As a federal judge considers whether the Trump administration violated her order for the 2020 census to continue through October by setting an Oct. 5 end date, her court has been flooded with messages from census takers who say they are being asked to cut corners and finish their work early.
Josh Harkin, a census taker in northern California, said in an email Tuesday to the court that he had been instructed to finish up by Wednesday, even though his region in the Santa Rosa area still had 17,000 homes to count.
“Please do something to help us! We really need to go until the end of October to have a chance at a reasonable count for our communities,” Harkin wrote.
Paul Costa, a census taker in California currently working in Las Vegas, said in an email to U.S. District Judge Lucy Koh on Tuesday that census takers were being pressured to close cases quickly, “if not at all accurately.”
“Many states, including Nevada has not been properly counted yet. Especially the Southeastern states ravaged by the recent hurricanes. We want to be able to do our jobs correctly & as accurately as possible,” Costa wrote.

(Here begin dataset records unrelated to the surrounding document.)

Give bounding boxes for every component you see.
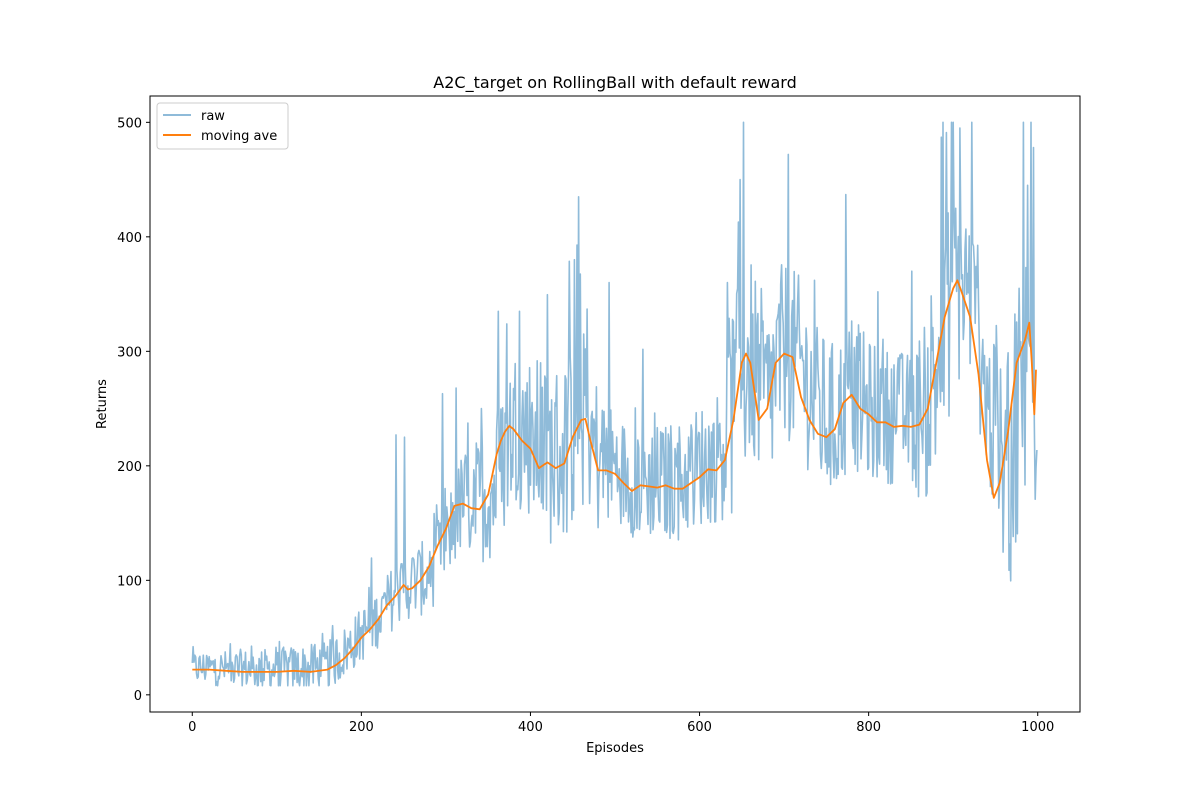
y-tick-label: 300 xyxy=(117,345,142,360)
moving-ave-series-line xyxy=(192,279,1037,673)
legend-moving-ave-label: moving ave xyxy=(201,129,277,144)
y-tick-label: 100 xyxy=(117,574,142,589)
x-tick-label: 600 xyxy=(687,720,712,735)
raw-series-line xyxy=(191,121,1038,687)
y-tick-label: 500 xyxy=(117,116,142,131)
y-tick-label: 0 xyxy=(134,689,142,704)
y-tick-label: 200 xyxy=(117,460,142,475)
x-tick-label: 1000 xyxy=(1021,720,1054,735)
chart-title: A2C_target on RollingBall with default r… xyxy=(433,73,796,93)
x-axis-ticks: 0 200 400 600 800 1000 xyxy=(188,712,1054,735)
x-tick-label: 0 xyxy=(188,720,196,735)
x-tick-label: 800 xyxy=(856,720,881,735)
y-axis-ticks: 0 100 200 300 400 500 xyxy=(117,116,150,704)
legend: raw moving ave xyxy=(156,102,289,150)
series-layer xyxy=(191,121,1038,687)
plot-frame xyxy=(149,95,1081,713)
y-axis-label: Returns xyxy=(95,379,110,429)
legend-raw-label: raw xyxy=(201,109,225,124)
y-tick-label: 400 xyxy=(117,231,142,246)
x-tick-label: 400 xyxy=(518,720,543,735)
x-axis-label: Episodes xyxy=(586,741,644,756)
x-tick-label: 200 xyxy=(349,720,374,735)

A San Francisco census taker, whose name was redacted in the email, was instructed to turn in census equipment on Wednesday since field operations were ending. The census taker asked the judge to order the Census Bureau to stop laying off census takers, also called enumerators, so that the head count will continue through October as the judge had ordered.
Another census taker, who only was identified as “Mr. Nettle,” reached out to plaintiffs’ attorneys and told them that census takers were being pressured “to check off as many households as complete, seemingly to boost numbers everywhere above 99%, while sacrificing accuracy and completeness,” according to a court filing.
Last week, Koh issued a preliminary injunction stopping the census from ending Wednesday and clearing the way for it to continue through Oct. 31. The judge in San Jose, California, sided with civil rights groups and local governments that had sued the Census Bureau and the Department of Commerce, which oversees the statistical agency, arguing that minorities and others in hard-to-count communities would be missed if the counting ended at the end of September instead of the end of October.
A three-judge appellate court panel on Thursday rejected a Trump administration appeal to suspend Koh’s order, saying “hasty and unexplained changes to the Bureau’s operations … risks undermining the Bureau’s mission.”
Koh is holding a hearing on Friday to determine whether the Trump administration violated her order by putting out a statement that Oct. 5 was a target date for ending the census or whether it should be held in contempt.
While the court has the authority to find the Trump administration in contempt, attorneys for the civil rights groups and local governments said in a motion Thursday that they weren’t seeking a contempt finding at this time. Instead, they said they wanted full compliance with the judge’s order, arguing the Trump administration had violated it “several times over.”
To achieve that, they asked Koh to require the Census Bureau to file weekly compliance reports, ensure that all field workers know about the injunction and require any cases to be reopened if they were closed because of a push to finish the count by either Sept. 30 or Oct. 5.
The census is used to determine how many congressional seats each state gets and the distribution of $1.5 trillion in federal funds annually.
The complaints by the census takers echo concerns that other census takers have made to The Associated Press over the past week.
James Christy, the Census Bureau’s assistant director for field operations, said in a declaration to the court on Tuesday that he had sent in an email to all managers involved with field operations that they must comply with Koh’s injunction.
“To be clear, no occupied housing units will go ‘uncounted,'” Christy said.